Kite Aerial Photography
Right around the same time that I fell into the Summer Youth Programs gig, I started dabbling in kite aerial photography, or KAP for short. "Kite photography?" you ask, "What, like you put a camera on a kite?" Basically! Around 2010 I started throwing point and shoot cameras in the air on timers to get wacky aerial perspectives. Predictably, the photos were blurry and I broke several cameras. Then, in a brain fart, I wondered if it would be possible to hoist a camera into the air with a kite. This was before drones became a big thing so thinking outside of the box was still an okay thing to do. Lo and behold, a group of a few hundred die-hard kite aerial photographers from around the world had holed themselves up in a forum and welcomed me with open arms. I quickly became hooked.
The basic gist of kite aerial photography is that I would fly a big kite to generate lift to haul a camera up into the air.
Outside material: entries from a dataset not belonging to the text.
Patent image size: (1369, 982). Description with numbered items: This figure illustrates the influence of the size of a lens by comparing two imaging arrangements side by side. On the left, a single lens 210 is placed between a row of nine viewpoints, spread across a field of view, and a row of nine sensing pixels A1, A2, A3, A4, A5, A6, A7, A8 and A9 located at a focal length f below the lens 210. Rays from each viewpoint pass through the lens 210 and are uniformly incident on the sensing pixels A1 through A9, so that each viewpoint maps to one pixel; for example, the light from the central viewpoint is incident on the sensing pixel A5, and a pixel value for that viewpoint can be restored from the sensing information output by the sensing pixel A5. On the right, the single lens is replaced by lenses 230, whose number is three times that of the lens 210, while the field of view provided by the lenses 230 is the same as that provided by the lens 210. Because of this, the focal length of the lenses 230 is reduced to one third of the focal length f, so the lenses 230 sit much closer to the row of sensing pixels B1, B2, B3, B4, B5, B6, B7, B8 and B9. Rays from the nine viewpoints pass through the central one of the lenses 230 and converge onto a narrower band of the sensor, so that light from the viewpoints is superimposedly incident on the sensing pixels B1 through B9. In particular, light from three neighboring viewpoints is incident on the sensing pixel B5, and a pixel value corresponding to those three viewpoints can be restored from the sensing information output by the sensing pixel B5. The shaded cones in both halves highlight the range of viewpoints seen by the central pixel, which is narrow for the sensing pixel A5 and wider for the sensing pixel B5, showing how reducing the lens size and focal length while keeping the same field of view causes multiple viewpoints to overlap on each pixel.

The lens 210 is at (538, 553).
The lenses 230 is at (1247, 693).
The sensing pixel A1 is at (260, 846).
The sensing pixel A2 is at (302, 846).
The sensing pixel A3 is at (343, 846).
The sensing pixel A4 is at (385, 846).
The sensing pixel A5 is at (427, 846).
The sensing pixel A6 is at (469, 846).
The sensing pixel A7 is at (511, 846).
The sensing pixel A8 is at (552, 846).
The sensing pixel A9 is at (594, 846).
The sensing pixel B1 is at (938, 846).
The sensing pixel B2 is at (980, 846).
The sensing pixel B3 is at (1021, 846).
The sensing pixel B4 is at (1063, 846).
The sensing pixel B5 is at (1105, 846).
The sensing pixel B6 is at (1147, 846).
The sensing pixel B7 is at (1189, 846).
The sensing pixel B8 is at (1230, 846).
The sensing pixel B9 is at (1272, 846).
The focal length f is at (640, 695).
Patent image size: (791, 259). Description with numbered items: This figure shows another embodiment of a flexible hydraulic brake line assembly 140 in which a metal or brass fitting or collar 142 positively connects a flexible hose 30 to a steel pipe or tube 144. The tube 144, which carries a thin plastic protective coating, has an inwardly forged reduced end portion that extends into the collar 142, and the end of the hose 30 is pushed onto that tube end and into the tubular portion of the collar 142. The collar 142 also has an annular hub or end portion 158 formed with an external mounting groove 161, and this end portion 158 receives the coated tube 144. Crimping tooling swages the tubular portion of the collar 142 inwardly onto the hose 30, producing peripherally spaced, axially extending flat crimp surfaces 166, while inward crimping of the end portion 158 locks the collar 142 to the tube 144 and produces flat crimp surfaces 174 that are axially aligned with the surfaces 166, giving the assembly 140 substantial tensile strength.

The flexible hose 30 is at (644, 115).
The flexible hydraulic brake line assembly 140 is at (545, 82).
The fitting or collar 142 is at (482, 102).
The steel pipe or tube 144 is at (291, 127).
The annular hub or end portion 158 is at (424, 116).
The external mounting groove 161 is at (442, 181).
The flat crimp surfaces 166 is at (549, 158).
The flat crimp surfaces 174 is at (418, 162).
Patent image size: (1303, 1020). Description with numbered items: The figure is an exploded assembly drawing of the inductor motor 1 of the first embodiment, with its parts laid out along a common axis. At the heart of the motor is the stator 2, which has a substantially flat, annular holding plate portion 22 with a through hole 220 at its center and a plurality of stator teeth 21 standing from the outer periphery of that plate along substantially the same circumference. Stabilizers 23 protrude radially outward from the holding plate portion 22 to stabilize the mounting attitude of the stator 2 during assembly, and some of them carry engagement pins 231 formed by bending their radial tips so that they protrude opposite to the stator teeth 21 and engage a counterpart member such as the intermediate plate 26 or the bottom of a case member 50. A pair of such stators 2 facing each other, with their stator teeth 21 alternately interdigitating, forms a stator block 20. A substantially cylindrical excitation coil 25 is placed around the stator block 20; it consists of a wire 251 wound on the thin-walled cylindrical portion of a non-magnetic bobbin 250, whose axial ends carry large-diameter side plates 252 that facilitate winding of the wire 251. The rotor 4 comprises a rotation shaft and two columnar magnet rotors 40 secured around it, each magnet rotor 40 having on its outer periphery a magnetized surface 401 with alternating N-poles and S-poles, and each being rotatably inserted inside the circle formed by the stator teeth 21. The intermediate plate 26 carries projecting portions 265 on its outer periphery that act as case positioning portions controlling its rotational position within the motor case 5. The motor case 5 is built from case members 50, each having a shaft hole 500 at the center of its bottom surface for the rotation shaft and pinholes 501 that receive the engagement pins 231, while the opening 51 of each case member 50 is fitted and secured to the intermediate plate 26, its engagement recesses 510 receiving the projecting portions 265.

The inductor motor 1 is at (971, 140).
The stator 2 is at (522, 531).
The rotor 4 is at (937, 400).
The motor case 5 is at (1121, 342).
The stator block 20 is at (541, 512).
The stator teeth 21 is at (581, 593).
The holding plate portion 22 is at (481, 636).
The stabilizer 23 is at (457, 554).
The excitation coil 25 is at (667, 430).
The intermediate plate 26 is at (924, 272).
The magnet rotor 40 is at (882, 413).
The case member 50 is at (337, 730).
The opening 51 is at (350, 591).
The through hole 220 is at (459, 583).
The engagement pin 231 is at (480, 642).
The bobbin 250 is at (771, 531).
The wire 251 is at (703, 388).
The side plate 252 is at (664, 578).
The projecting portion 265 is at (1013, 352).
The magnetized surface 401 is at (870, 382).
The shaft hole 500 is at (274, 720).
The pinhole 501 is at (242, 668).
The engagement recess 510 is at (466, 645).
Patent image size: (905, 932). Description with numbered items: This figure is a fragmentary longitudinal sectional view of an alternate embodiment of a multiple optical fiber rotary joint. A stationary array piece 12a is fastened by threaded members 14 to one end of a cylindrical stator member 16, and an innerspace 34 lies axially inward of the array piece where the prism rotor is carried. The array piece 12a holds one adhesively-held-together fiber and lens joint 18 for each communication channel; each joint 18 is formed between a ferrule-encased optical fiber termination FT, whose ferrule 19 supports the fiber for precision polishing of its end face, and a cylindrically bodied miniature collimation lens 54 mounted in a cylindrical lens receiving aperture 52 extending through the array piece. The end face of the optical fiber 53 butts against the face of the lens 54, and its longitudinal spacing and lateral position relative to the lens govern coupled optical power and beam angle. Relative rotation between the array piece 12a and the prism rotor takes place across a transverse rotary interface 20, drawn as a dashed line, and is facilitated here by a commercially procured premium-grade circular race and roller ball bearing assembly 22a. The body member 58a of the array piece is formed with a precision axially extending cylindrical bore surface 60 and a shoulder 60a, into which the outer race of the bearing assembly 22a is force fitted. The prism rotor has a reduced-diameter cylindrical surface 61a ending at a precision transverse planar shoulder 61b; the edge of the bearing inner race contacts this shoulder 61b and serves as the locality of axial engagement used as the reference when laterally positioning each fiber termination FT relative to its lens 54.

The kites had to be big - some of my favorites were 5'-8'
tall and could pull with 10-15 pounds of force with a steady wind. Once up in the air, I'd attach a camera rig to the line and reel out more string to send it up higher. The camera rig was automated to spin in small increments while remaining (mostly) level. When I started out I used servos to trigger the shutter, whereas later I used cameras with built-in intervalometers to reduce weight and camera shake. I never knew what the camera was actually seeing, but with practice I could get an idea of how high I'd need to be and how far from my target to get a good photo.
Obviously kite photography has some downsides. If the wind isn't blowing, I couldn't take photos. If it blew too much or erratically, I'd get knocked out of the sky. I couldn't fly just anywhere either, having to rely on big open spaces for emergency landing sites in case the wind dropped. Only twice did I ever get a kite stuck in a tree, and both times I managed to get it and my gear out safely. Since I didn't know what I was taking photos of, I'd have to take hundreds per outing and cull the bad ones for just a handful of keepers. This meant enduring an hour or more in the blowing wind each trip and was an effective way of building up my cold tolerance.
The results were incredible at the time, and still hold up to modern drone shots due to being able to use heavier mirrorless cameras for long periods of time. When I really hit my prime in 2013-2015, I was the only low-level aerial photographer in the Keweenaw area. Nobody had seen photos from above of our region's landmarks and towns before and tons of my photos went viral. My kite flying hay-day happened to coincide with two brutally cold winters that froze over lakes to a depth where I never had to worry about falling through thin ice. I had perfect flying patches almost everywhere! Flying in the summertime actually was a bit harder as all that ice melted and became a major hazard to my camera's health.
All good things come to an end though, and soon there were dozens of drone pilots buzzing around taking photos far more quickly, and in places where I could never reach. I'd also exhausted nearly every place I wanted to take photos of from above, significantly diminishing my interest. I'd seen everything I wanted to see, and soon I was consumed by other photo projects and new endeavors. I effectively hung up my kites and entered retirement in 2017. Who knows though, I still have all of my gear and could make a comeback someday. Only time will tell!